LE GOÛT DE L'IMMORTALITÉ - Catherine DUFOUR

Publié le par Stéphane

2005
Mnémos, Icares SF n°6 (janvier 2008)
Couverture de Philippe CAZA
280 pages


4ème de couverture :

Mandchourie, an 2113.

La ville de Ha Rebin dresse ses tours de huit kilomètres dans un ciel jaune de toxines. Sous ses fondations grouille la multitude des damnés, tout autour s'étendent les plaines défoliées de la Chine.

Le brillant Cmatic est mandaté par une transnationale pour enquêter sur trois nouveaux cas d'une maladie qu'on croyait éradiquée depuis un siècle. Ses recherches le mènent à Ha Rebin, où il rencontre une adolescente étrange. Avec elle, il va tenter de mener à bien sa mission dans un monde qui s'affole : décadence américaine, pandémie sanglante, massacres génétiques, conquêtes planétaires, montée de l'extrémisme vaudou. Et affronter la rêve le plus fou de l'humanité : l'immortalité, ou ce qui y ressemble...

Combien d'entre nous sont vraiment assez sages pour souhaiter échapper à la grande roue ?
La vie est une drogue terrible.

Une « œuvre au noir » futuriste hors normes. Une lecture âpre et lumineuse, par un des meilleurs auteurs de l'imaginaire actuel français.


L'avis :

Catherine Dufour est un auteur français de SF qu'on peut maintenant considérer comme majeur. Or – honte sur moi ! – je n'avais jusqu'à maintenant jamais lu aucun de ses romans. Horreur ! Malheur ! Heureusement, maintenant, cette faute est réparée puisque Le Goût de l'immortalité a rejoint ma bibliothèque.
Ayant reçu nombre de prix (Grand Prix de l'Imaginaire, Grand Prix de la Science-Fiction française, prix Rosny Aîné, prix Bob Morane)[1], Le Goût de l'immortalité est le roman de Catherine Dufour qui a eu le plus de succès, et donc un choix avisé pour découvrir cet auteur.

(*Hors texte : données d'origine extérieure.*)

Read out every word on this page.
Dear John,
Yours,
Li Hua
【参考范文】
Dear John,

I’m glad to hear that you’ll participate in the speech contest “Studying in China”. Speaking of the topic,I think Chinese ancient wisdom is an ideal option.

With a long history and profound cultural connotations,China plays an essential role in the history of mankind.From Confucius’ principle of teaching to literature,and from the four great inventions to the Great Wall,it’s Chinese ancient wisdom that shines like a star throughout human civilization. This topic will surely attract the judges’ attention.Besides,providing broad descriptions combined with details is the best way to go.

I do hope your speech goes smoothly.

Mais que raconte donc Le Goût de l'immortalité ?
Le personnage principal du roman est une vieille femme qui raconte son histoire à un correspondant anonyme. C'est un récit aussi étonnant que sa vie que cette multi-centenaire dévoile.
XXIIème siècle. Le monde, effroyablement pollué, est aux mains des nations asiatiques. La population vit dans des cités hérissées de grandes tours sélevant dans un ciel jaune, ou sous terre. Ha Rebin, en Mandchourie, est une de ces villes. C'est là que vit le personnage principal du Goût de l'immortalité et là que se déroule la plus grande partie du roman.
L'action se déroule deux cents ans en arrière. La narratrice n'est alors qu'une enfant. Elle a de graves problèmes de santé et sa mère la fait soigner par Iasmitine, une guérisseuse aux techniques aussi illégales que troublantes. L'héroïne échappe ainsi à la mort, mais le résultat, comme Caza l'a très bien illustré sur la couverture du roman, n'est pas reluisant.
Cmatic, deuxième personnage important du livre, est alors un brillant entomologiste européen. On l'envoie en mission en Polynésie pour enquêter sur les morts de trois victimes d'une forme fulgurante de paludisme, maladie qu'on croyait disparue. Cmatic découvre dans les îles du Pacifique une piste qui l'amène à Ha Rebin. Cette piste, c'est Iasmitine.
D'ooù la rencontre entre lui et la narratrice, puisque tous deux sont en rapport avec la guérisseuse. Ils vont s'associer pour stopper ses activités malsaines...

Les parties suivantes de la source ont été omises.